While such a manufacturing environment is undoubtedly ambitious, Kong views sophisticated AI-enabled automation as unavoidable if Western nations intend to rebuild large-scale nuclear construction capability. Every year without sustained reactor construction erodes industrial capability further, sees supply chains weaken further, experienced workers retire, and specialist manufacturers leave the sector. Meanwhile, construction costs continue to rise, prolonging projects as a result. “The nuclear renaissance is not happening by default,” Kong says, adding: “I don’t think it’s a 90% probability.” Indeed, he estimates its likelihood at considerably less unless decisive action is taken. “The Western world is not moving down the learning curve,” he warns. Nonetheless, Kong is equally clear that no single company can deliver a nuclear renaissance alone. He argues that governments, suppliers and industry must coordinate investment around shared priorities.
Looking further ahead, Kong believes the convergence of engineering AI, autonomous manufacturing and industrial automation ultimately creates an entirely new deployment model for nuclear energy. In the scenario that factories become progressively more efficient, construction schedules become increasingly predictable, engineering decisions become data-driven rather than document-driven, and manufacturing continuously improves through accumulated operational learning.
For Kong, the objective is to deliver standardised nuclear plants with the speed, repeatability and cost reductions associated with modern manufacturing rather than traditional megaproject construction. Whether that vision ultimately materialises remains uncertain, but it is increasingly clear that AI’s role within nuclear engineering is rapidly expanding beyond document automation.

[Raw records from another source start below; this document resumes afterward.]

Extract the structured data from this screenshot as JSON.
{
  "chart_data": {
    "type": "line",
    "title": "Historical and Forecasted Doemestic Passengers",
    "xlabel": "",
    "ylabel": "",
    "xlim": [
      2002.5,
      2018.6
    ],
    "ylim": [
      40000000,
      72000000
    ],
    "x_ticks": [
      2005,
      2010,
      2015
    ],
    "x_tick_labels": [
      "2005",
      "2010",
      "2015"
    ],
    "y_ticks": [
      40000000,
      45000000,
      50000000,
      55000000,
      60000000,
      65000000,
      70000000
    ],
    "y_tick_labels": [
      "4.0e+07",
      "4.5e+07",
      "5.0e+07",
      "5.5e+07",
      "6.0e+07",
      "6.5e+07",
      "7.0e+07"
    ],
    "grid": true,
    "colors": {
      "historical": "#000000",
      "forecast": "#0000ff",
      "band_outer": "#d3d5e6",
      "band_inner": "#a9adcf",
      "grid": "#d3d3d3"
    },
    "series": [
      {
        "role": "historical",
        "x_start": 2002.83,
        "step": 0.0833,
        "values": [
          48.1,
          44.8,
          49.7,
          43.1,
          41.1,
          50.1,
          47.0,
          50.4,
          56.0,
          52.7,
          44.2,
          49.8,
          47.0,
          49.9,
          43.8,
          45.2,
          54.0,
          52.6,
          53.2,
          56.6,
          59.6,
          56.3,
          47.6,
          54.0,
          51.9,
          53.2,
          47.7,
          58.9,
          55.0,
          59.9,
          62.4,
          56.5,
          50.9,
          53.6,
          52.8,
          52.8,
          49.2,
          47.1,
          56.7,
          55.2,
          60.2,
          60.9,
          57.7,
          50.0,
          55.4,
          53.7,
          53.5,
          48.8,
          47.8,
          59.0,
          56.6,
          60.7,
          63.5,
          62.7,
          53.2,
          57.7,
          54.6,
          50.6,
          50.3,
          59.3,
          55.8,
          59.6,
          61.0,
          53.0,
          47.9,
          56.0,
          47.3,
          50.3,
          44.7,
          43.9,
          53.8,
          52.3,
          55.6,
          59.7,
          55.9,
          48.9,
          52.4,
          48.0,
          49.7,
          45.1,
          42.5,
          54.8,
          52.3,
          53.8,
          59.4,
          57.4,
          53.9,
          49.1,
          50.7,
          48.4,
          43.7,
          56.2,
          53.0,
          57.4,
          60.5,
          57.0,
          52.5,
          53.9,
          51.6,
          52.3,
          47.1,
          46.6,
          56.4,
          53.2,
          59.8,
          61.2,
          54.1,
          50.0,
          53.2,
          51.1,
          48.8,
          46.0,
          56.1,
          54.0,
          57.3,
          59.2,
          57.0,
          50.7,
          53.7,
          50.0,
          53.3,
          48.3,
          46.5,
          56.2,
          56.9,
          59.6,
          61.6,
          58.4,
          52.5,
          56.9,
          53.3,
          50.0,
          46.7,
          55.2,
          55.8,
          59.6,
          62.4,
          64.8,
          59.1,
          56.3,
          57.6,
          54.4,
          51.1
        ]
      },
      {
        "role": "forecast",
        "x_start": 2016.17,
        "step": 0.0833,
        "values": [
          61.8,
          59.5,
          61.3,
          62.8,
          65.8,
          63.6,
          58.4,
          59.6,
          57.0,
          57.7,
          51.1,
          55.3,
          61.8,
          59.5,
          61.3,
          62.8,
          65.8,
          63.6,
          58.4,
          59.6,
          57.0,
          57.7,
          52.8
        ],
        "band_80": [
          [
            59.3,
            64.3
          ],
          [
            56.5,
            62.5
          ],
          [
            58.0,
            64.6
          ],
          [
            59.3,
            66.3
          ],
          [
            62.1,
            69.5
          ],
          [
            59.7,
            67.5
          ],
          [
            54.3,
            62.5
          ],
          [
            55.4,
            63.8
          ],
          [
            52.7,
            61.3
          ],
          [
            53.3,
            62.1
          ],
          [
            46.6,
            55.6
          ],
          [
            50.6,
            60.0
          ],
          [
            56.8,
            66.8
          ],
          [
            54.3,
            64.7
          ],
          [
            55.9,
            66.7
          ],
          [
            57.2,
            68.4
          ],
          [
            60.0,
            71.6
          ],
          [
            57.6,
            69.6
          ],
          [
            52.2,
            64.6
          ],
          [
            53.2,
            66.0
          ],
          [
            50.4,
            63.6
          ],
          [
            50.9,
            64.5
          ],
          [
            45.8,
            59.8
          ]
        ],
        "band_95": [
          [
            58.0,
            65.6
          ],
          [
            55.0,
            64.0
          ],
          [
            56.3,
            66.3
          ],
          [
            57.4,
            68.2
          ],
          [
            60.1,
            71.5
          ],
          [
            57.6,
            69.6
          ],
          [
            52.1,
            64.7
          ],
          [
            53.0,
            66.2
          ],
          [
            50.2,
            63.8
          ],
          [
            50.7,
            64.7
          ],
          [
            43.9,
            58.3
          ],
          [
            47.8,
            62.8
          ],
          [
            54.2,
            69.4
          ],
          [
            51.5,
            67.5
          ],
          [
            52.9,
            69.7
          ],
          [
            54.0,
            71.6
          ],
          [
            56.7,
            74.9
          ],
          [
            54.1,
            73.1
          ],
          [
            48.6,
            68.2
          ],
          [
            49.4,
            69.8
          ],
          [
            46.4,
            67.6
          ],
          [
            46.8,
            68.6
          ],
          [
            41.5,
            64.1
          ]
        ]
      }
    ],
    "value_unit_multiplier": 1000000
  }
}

Certainly, the DOE demonstration shows that AI can already compress weeks of gruelling licensing work into just a few hours. Ultimately though, licensing may prove to be the easiest problem to solve on the road to building a highly functional industrial nuclear ecosystem in which AI becomes the nuclear operating system. In this future, AI connects design, analysis, manufacturing, quality assurance and construction into a single industrial platform able to build nuclear power at scale.